The 60/40 Balance: Turning Insight into Imagination

Les Binet and Peter Field’s “60/40 Rule” is a classic marketing study that states that 60% of your spend should fuel long-term brand-building and 40% should drive short-term activation. Their research analyzed just under 1,000 cases which spanned over 700 brands, concluding in this optimal split. Their most recent update pushes those percentages even further apart in favor of more brand-building: 62% brand, 38% activation. That balance is what separates sustainable growth from fleeting spikes.

Yet, too many brands flip the ratio, letting quarterly dashboards dictate creative decisions, especially inside of digital touchpoints. Data without vision becomes noise. But when data and creativity dance together, the results compound. It’s not about choosing logic or magic. It’s about blending both—speaking in data while dreaming in color.

Emotion Is the Algorithm

Binet and Field’s research makes it clear: Allocation alone won’t move the needle if the story doesn’t resonate. The brands that win are the ones that connect emotionally, build memory and stay mentally available when it counts. In a digital-first world, creative quality matters more than ever.

Emotionally resonant campaigns—especially those with broad reach—outperform hyper-targeted efforts because they do more than drive clicks; they create lasting impressions. Over time, it’s those consistent, emotion-driven narratives that anchor a brand in consumers’ minds. After all, the brands that endure aren’t just seen, they’re remembered.

Proof That Balance Builds Momentum

Snickers knew the formula. “You’re Not You When You’re Hungry” didn’t just entertain—it established an enduring brand platform that bridged cheeky storytelling and tactical activations. Sales rose, loyalty deepened and cultural relevance stayed fresh.

Brand-building isn’t just for B2C. It’s every bit as important (maybe even more so) with B2B brands. SAP Software Solutions found the same truth in a different language. By reframing its story from software to transformation, SAP positioned itself as a strategic partner, not just a provider. The result? Measurable growth powered by emotional credibility.

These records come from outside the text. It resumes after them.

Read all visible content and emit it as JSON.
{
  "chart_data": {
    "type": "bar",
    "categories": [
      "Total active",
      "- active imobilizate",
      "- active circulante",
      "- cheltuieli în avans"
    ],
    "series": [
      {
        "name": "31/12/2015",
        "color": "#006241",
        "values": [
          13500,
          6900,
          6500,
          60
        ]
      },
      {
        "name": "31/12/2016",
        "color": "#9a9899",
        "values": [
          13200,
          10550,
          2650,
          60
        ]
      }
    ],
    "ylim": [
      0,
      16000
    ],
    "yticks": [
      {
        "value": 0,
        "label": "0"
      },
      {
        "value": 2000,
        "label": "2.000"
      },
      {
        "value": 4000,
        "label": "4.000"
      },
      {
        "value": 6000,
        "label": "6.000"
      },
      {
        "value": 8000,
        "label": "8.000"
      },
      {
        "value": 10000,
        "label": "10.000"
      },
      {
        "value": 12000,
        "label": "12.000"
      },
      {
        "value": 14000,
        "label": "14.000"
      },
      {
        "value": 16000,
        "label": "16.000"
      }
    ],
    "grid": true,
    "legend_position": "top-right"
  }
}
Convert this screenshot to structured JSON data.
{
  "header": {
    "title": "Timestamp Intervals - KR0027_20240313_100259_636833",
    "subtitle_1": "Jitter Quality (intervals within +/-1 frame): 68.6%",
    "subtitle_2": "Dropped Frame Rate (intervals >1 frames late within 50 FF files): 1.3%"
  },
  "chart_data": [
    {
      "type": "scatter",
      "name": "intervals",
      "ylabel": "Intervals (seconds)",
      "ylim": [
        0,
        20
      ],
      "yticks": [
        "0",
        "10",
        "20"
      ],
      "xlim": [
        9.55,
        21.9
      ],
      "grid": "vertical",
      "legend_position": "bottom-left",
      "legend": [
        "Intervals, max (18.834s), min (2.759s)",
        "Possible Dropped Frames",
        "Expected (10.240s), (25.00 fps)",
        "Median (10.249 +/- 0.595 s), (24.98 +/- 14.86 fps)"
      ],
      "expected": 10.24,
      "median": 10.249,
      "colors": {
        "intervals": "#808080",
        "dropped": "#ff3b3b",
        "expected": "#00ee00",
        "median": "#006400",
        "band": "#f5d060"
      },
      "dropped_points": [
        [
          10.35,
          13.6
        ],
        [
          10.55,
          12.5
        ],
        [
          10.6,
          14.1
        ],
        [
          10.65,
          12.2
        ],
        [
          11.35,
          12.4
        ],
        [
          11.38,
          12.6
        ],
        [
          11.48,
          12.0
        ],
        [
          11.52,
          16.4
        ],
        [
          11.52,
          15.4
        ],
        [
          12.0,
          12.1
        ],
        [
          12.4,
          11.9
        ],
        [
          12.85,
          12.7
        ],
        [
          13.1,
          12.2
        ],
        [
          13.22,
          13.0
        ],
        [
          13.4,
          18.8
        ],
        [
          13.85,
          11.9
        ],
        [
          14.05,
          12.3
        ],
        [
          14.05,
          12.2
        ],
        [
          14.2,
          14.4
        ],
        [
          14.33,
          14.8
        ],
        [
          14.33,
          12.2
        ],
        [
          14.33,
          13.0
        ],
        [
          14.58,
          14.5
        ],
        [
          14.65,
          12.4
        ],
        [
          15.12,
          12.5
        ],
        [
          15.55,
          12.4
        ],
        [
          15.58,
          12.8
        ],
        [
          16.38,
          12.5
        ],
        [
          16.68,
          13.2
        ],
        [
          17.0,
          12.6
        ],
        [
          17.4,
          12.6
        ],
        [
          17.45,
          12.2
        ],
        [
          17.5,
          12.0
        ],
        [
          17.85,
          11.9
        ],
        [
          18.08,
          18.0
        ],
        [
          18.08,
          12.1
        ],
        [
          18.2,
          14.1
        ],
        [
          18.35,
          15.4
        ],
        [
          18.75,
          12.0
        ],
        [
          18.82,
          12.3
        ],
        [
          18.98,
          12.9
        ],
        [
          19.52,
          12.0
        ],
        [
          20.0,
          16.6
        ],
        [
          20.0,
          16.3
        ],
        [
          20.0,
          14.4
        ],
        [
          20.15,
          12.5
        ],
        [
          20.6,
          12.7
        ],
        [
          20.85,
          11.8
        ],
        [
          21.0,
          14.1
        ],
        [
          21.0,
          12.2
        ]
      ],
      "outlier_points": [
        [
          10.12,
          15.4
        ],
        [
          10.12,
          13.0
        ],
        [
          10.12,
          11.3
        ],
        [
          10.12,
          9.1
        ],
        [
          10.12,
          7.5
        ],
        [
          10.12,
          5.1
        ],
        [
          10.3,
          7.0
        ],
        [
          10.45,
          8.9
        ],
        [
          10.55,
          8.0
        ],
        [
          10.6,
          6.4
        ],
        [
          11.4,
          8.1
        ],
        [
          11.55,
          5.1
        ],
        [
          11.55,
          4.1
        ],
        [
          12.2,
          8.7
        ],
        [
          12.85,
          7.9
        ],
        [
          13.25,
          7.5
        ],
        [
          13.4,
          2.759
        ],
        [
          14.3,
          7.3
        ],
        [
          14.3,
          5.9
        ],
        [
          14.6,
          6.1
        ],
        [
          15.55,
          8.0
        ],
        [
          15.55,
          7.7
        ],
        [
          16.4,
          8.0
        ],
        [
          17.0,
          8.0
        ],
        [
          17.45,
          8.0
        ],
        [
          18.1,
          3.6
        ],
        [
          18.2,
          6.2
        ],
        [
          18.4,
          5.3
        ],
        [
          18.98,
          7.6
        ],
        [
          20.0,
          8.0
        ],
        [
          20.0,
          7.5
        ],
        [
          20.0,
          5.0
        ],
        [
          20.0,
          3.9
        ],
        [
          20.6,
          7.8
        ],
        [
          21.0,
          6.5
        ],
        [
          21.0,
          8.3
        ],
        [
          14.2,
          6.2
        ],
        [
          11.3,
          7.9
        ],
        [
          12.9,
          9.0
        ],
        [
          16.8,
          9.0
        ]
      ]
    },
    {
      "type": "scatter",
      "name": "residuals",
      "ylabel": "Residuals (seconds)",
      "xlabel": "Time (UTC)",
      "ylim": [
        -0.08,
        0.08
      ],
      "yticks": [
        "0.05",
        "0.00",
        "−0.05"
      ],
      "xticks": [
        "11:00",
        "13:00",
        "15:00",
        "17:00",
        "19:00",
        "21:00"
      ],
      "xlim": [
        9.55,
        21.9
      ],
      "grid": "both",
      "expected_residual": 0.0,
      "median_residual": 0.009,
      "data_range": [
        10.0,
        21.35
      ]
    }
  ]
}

These brands show what happens when you lead with color and measure with precision.

Growth Has a Story—and It Starts With Brand

So what does this mean for marketing leaders? It’s time to evolve from brand stewards to growth architects. Protecting brand budgets isn’t just about defending marketing spend; it’s a strategic imperative for long-term growth. CMOs today face a widening gap between brand storytelling and business accountability, and the key to closing it lies in translation, connecting brand metrics to business outcomes.

CEOs want revenue, margin growth and measurable impact, and it’s up to marketing leaders to show how brand drives all three. That means reframing brand as a growth engine, not a cost center, and measuring what truly matters: customer acquisition cost, lifetime value, pipeline contribution and brand equity lift. Most importantly, it means thinking beyond the quarter—because the brands that endure are built on memory, not just clicks.